Hi Toaster, It's not clear from your post what the problem is.

These errors happen on SMP work units -- business as usual.

It's a different story if you didn't recieve (partial) credit, however.

Dan

Re: Project: 3064 (Run 5, Clone 4, Gen 77)

Posted: Mon May 19, 2008 4:56 pm
by ChelseaOilman
DanEnsign wrote:It's a different story if you didn't recieve (partial) credit, however.
[15:46:49] Completed 4800000 out of 5000000 steps (96 percent)
[15:50:40] CoreStatus = 1 (1)
[15:50:40] Client-core communications error: ERROR 0x1
[15:50:40] Deleting current work unit & continuing...
Someone received full credit for finishing it. toaster8 received no credit because the WU was deleted.

Re: Project: 3064 (Run 5, Clone 4, Gen 77)
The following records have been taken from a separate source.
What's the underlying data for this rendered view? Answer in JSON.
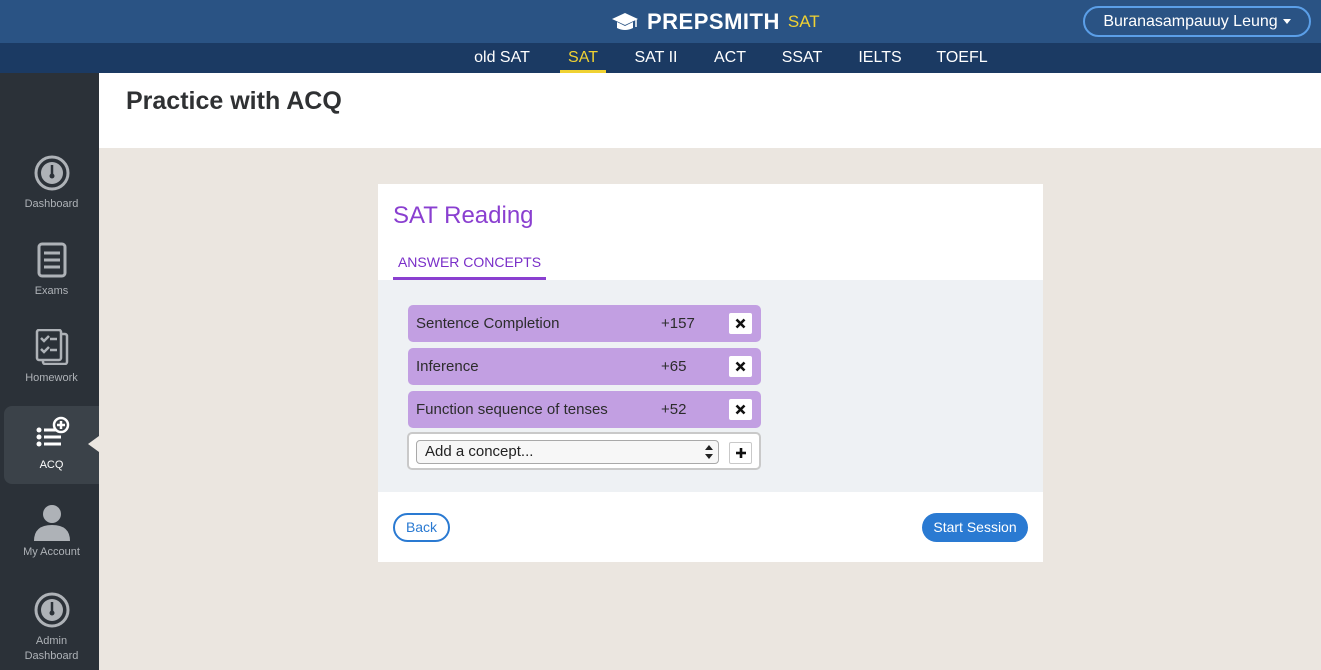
{
  "brand": {
    "name": "PREPSMITH",
    "sub": "SAT"
  },
  "user": {
    "name": "Buranasampauuy Leung"
  },
  "exam_tabs": [
    {
      "label": "old SAT",
      "active": false
    },
    {
      "label": "SAT",
      "active": true
    },
    {
      "label": "SAT II",
      "active": false
    },
    {
      "label": "ACT",
      "active": false
    },
    {
      "label": "SSAT",
      "active": false
    },
    {
      "label": "IELTS",
      "active": false
    },
    {
      "label": "TOEFL",
      "active": false
    }
  ],
  "sidebar": {
    "items": [
      {
        "label": "Dashboard",
        "icon": "gauge-icon"
      },
      {
        "label": "Exams",
        "icon": "exam-list-icon"
      },
      {
        "label": "Homework",
        "icon": "homework-checklist-icon"
      },
      {
        "label": "ACQ",
        "icon": "list-add-icon",
        "active": true
      },
      {
        "label": "My Account",
        "icon": "user-icon"
      },
      {
        "label": "Admin Dashboard",
        "icon": "gauge-icon"
      }
    ]
  },
  "page": {
    "title": "Practice with ACQ"
  },
  "card": {
    "title": "SAT Reading",
    "tab_label": "ANSWER CONCEPTS",
    "concepts": [
      {
        "name": "Sentence Completion",
        "value": "+157"
      },
      {
        "name": "Inference",
        "value": "+65"
      },
      {
        "name": "Function sequence of tenses",
        "value": "+52"
      }
    ],
    "add_concept_placeholder": "Add a concept...",
    "back_label": "Back",
    "start_label": "Start Session"
  },
  "colors": {
    "topbar": "#2a5384",
    "examnav": "#1b3a63",
    "accent_yellow": "#f0d232",
    "purple": "#8a3fd0",
    "concept_bg": "#c29fe2",
    "button_blue": "#2a7ad2"
  }
}
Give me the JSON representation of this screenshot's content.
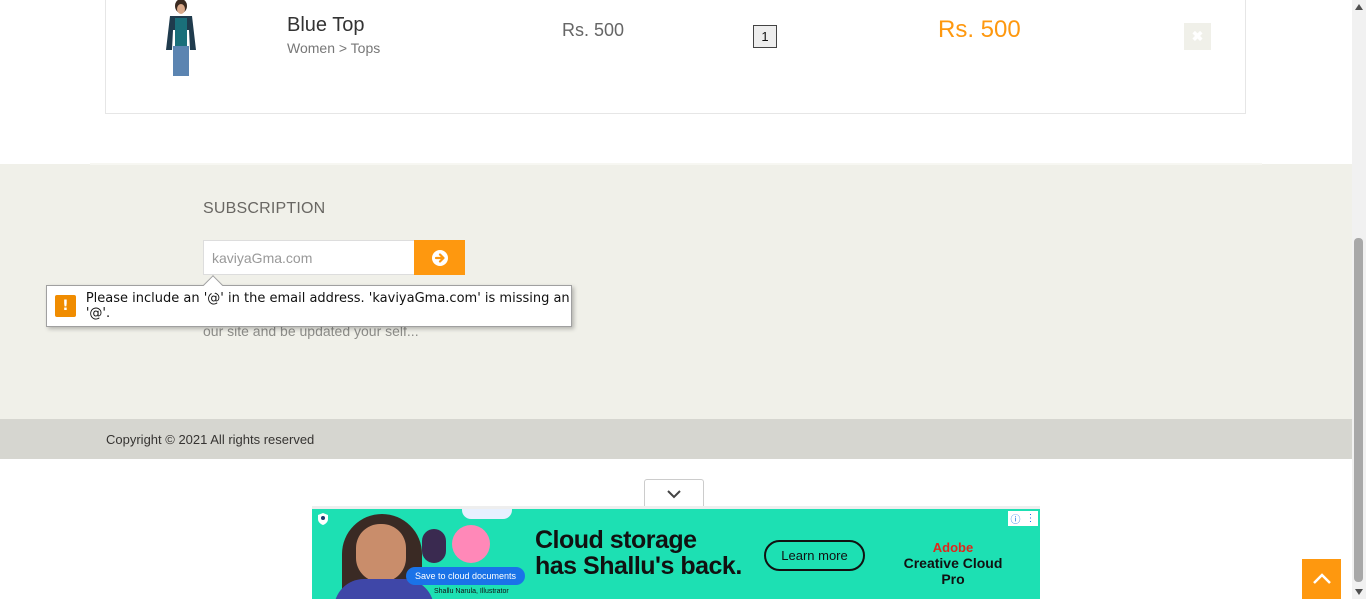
{
  "cart": {
    "product": {
      "name": "Blue Top",
      "category": "Women > Tops",
      "price": "Rs. 500",
      "quantity": "1",
      "total": "Rs. 500",
      "delete_glyph": "✖"
    }
  },
  "subscription": {
    "title": "SUBSCRIPTION",
    "email_value": "kaviyaGma.com",
    "description": "our site and be updated your self..."
  },
  "validation": {
    "message": "Please include an '@' in the email address. 'kaviyaGma.com' is missing an '@'.",
    "icon_glyph": "!"
  },
  "footer": {
    "copyright": "Copyright © 2021 All rights reserved"
  },
  "ad": {
    "headline_line1": "Cloud storage",
    "headline_line2": "has Shallu's back.",
    "cta": "Learn more",
    "brand_line1": "Adobe",
    "brand_line2": "Creative Cloud Pro",
    "pill": "Save to cloud documents",
    "caption": "Shallu Narula, Illustrator"
  },
  "colors": {
    "accent": "#fe980f",
    "footer_bg": "#f0f0e9",
    "footer_bottom_bg": "#d6d6d0",
    "ad_bg": "#1de0b3"
  },
  "icons": {
    "subscribe": "arrow-circle-right-icon",
    "scroll_up": "chevron-up-icon",
    "ad_collapse": "chevron-down-icon"
  }
}
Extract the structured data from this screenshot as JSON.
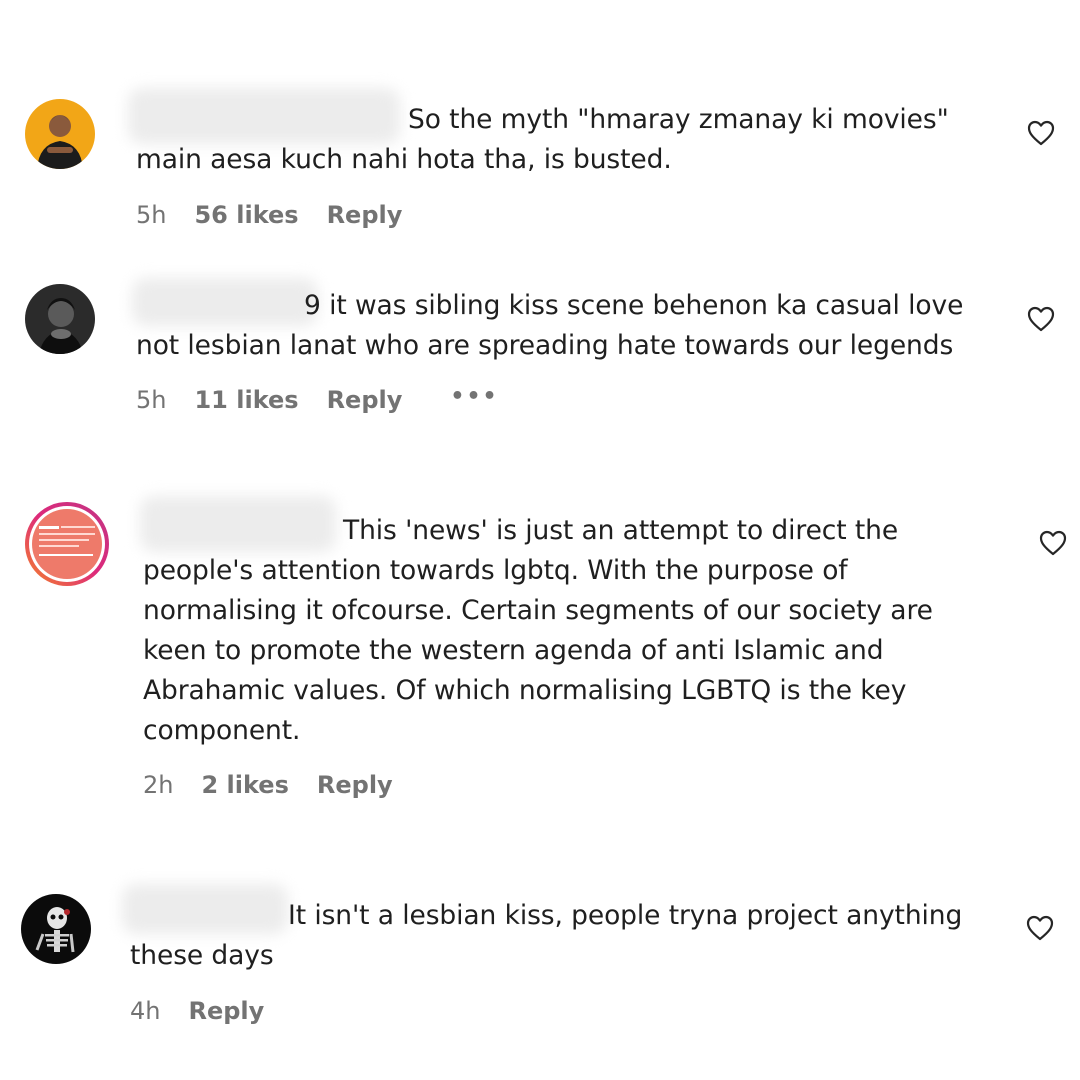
{
  "comments": [
    {
      "text": "So the myth \"hmaray zmanay ki movies\" main aesa kuch nahi hota tha, is busted.",
      "time": "5h",
      "likes": "56 likes",
      "reply": "Reply",
      "avatar_icon": "person-avatar",
      "heart_icon": "heart-outline-icon"
    },
    {
      "text_visible_prefix": "9",
      "text": "it was sibling kiss scene behenon ka casual love not lesbian lanat who are spreading hate towards our legends",
      "time": "5h",
      "likes": "11 likes",
      "reply": "Reply",
      "more": "•••",
      "avatar_icon": "person-avatar",
      "heart_icon": "heart-outline-icon"
    },
    {
      "text": "This 'news' is just an attempt to direct the people's attention towards lgbtq. With the purpose of normalising it ofcourse. Certain segments of our society are keen to promote the western agenda of anti Islamic and Abrahamic values. Of which normalising LGBTQ is the key component.",
      "time": "2h",
      "likes": "2 likes",
      "reply": "Reply",
      "avatar_icon": "story-ring-avatar",
      "heart_icon": "heart-outline-icon"
    },
    {
      "text": "It isn't a lesbian kiss, people tryna project anything these days",
      "time": "4h",
      "reply": "Reply",
      "avatar_icon": "skeleton-avatar",
      "heart_icon": "heart-outline-icon"
    }
  ],
  "colors": {
    "text": "#1f1f1f",
    "meta": "#737373",
    "story_ring_start": "#f58529",
    "story_ring_end": "#dd2a7b"
  }
}
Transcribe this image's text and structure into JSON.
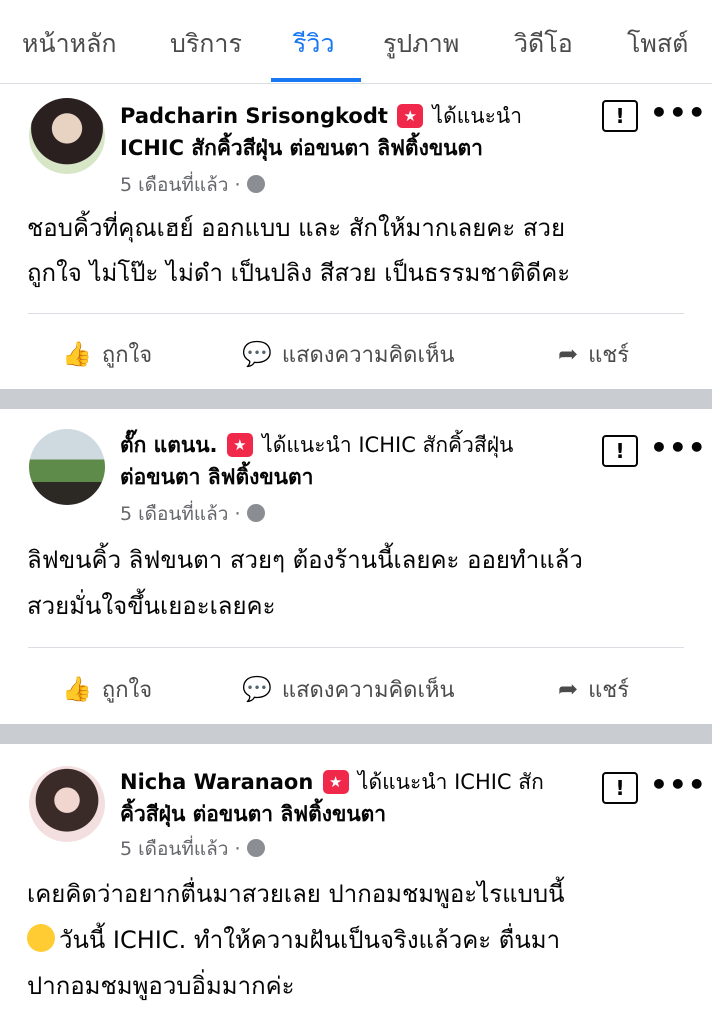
{
  "tabs": [
    "หน้าหลัก",
    "บริการ",
    "รีวิว",
    "รูปภาพ",
    "วิดีโอ",
    "โพสต์"
  ],
  "actions": {
    "like": "ถูกใจ",
    "comment": "แสดงความคิดเห็น",
    "share": "แชร์"
  },
  "badge_glyph": "★",
  "report_glyph": "!",
  "more_glyph": "•••",
  "icons": {
    "like": "thumbs-up-icon",
    "comment": "comment-bubble-icon",
    "share": "share-arrow-icon",
    "privacy": "globe-icon"
  },
  "posts": [
    {
      "line1": {
        "name": "Padcharin Srisongkodt",
        "rec": "ได้แนะนำ"
      },
      "line2": "ICHIC สักคิ้วสีฝุ่น ต่อขนตา ลิฟติ้งขนตา",
      "time": "5 เดือนที่แล้ว ·",
      "text": [
        "ชอบคิ้วที่คุณเฮย์  ออกแบบ และ สักให้มากเลยคะ สวย",
        "ถูกใจ ไม่โป๊ะ ไม่ดำ เป็นปลิง สีสวย เป็นธรรมชาติดีคะ"
      ]
    },
    {
      "line1": {
        "name": "ตั๊ก แตนน.",
        "rec": "ได้แนะนำ ICHIC สักคิ้วสีฝุ่น"
      },
      "line2": "ต่อขนตา ลิฟติ้งขนตา",
      "time": "5 เดือนที่แล้ว ·",
      "text": [
        "ลิฟขนคิ้ว ลิฟขนตา สวยๆ ต้องร้านนี้เลยคะ ออยทำแล้ว",
        "สวยมั่นใจขึ้นเยอะเลยคะ"
      ]
    },
    {
      "line1": {
        "name": "Nicha Waranaon",
        "rec": "ได้แนะนำ ICHIC สัก"
      },
      "line2": "คิ้วสีฝุ่น ต่อขนตา ลิฟติ้งขนตา",
      "time": "5 เดือนที่แล้ว ·",
      "text": [
        "เคยคิดว่าอยากตื่นมาสวยเลย  ปากอมชมพูอะไรแบบนี้",
        "วันนี้ ICHIC. ทำให้ความฝันเป็นจริงแล้วคะ ตื่นมา",
        "ปากอมชมพูอวบอิ่มมากค่ะ"
      ]
    }
  ]
}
Posted: Thu May 22, 2008 2:53 am
by toaster8
I didn't delete it, the system must have. :x

Re: Project: 3064 (Run 5, Clone 4, Gen 77)

Posted: Thu May 22, 2008 12:51 pm
by anandhanju
I know I sound like a broken record here; If you get these WUs again, can you stop the client at failure point-5% (~90% and 50%) and see if it progresses? This seems to work sometimes and I tried correlating this to an error type (x00, x01, x7B..) but so far do not have anything concrete.